We know, the name is not thrilling. We groaned inwardly at the prospect of another war book with gruesome battle scenes and unrequited love for the poor wounded soldier, a la Hemingway. But who knew we’d be taken to a German spa town?
It turns out, The Good Soldier, by Ford Madox Ford, is war “John Irving style” (read: love wars, war of the mind, and just plain screwed up people). To sum it up, it’s a tale of love, friendship, adultery, and people losing their minds. Just what we look for in a novel!
John Dowell, a cuckolded husband, looks back after his wife’s death and tries to piece together the love quadrangle he unwittingly lived for nine years. Add a myriad of plot twists, Dowell’s unreliable memory, and comical perspective, and you have yourself a page-turner.

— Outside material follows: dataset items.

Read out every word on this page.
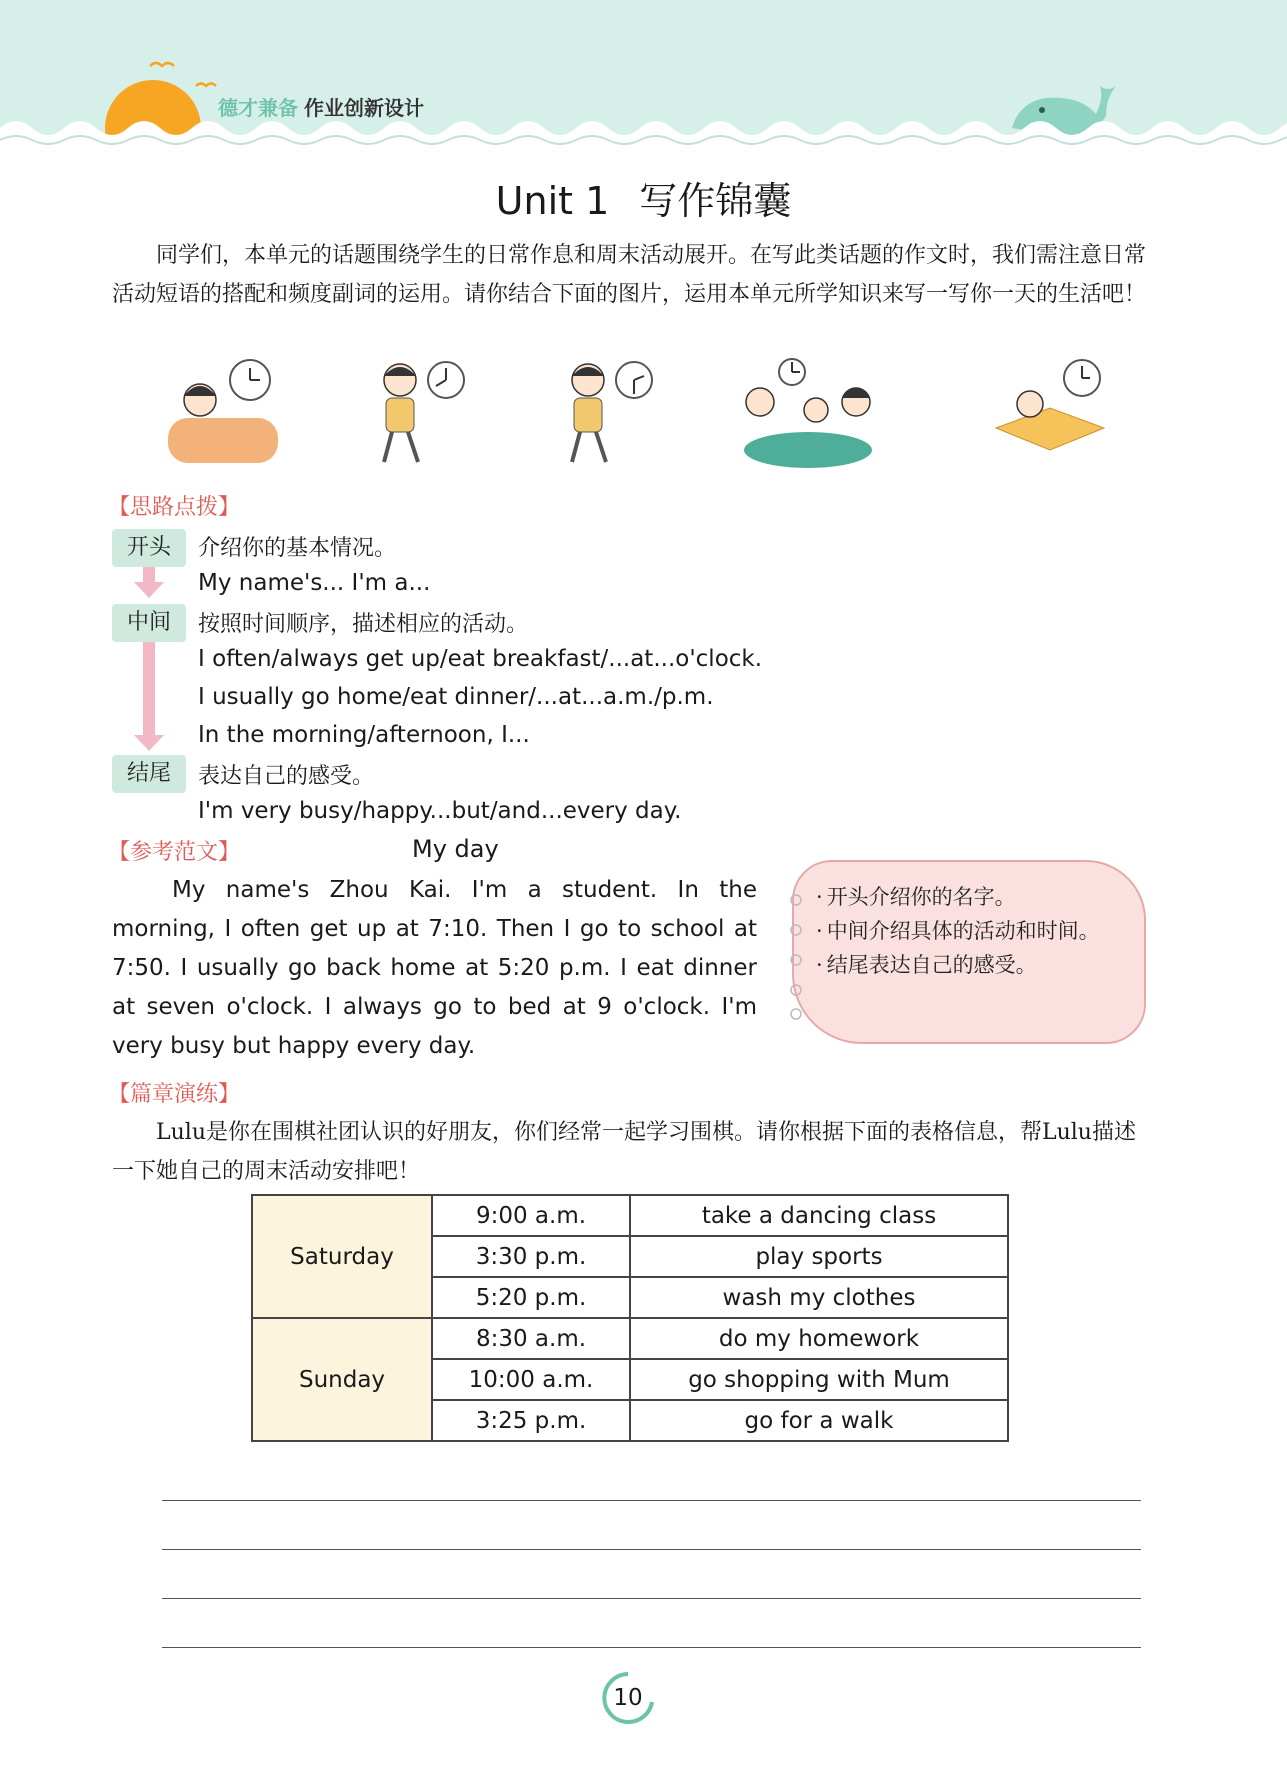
德才兼备 作业创新设计
Unit 1 写作锦囊
同学们，本单元的话题围绕学生的日常作息和周末活动展开。在写此类话题的作文时，我们需注意日常活动短语的搭配和频度副词的运用。请你结合下面的图片，运用本单元所学知识来写一写你一天的生活吧！
【思路点拨】
开头
中间
结尾
介绍你的基本情况。
My name's... I'm a...
按照时间顺序，描述相应的活动。
I often/always get up/eat breakfast/...at...o'clock.
I usually go home/eat dinner/...at...a.m./p.m.
In the morning/afternoon, I...
表达自己的感受。
I'm very busy/happy...but/and...every day.
【参考范文】	My day
My name's Zhou Kai. I'm a student. In the morning, I often get up at 7:10. Then I go to school at 7:50. I usually go back home at 5:20 p.m. I eat dinner at seven o'clock. I always go to bed at 9 o'clock. I'm very busy but happy every day.
· 开头介绍你的名字。
· 中间介绍具体的活动和时间。
· 结尾表达自己的感受。
【篇章演练】
Lulu是你在围棋社团认识的好朋友，你们经常一起学习围棋。请你根据下面的表格信息，帮Lulu描述一下她自己的周末活动安排吧！
Saturday	9:00 a.m.	take a dancing class
	3:30 p.m.	play sports
	5:20 p.m.	wash my clothes
Sunday	8:30 a.m.	do my homework
	10:00 a.m.	go shopping with Mum
	3:25 p.m.	go for a walk
10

First published in 1915 and set in the angst-ridden pre-World War I years, the novel is a fascinating glimpse into the history and culture of a Europe not so long ago. The plot, mostly set in the German spa town of Nauheim, is ripe with the British struggles of proper Victorian manners, day trips to historic Prussian castles, and the anxieties of a Europe on the brink of disaster. Author Ford Madox Ford doesn’t leave us wanting for anything, except maybe more novels.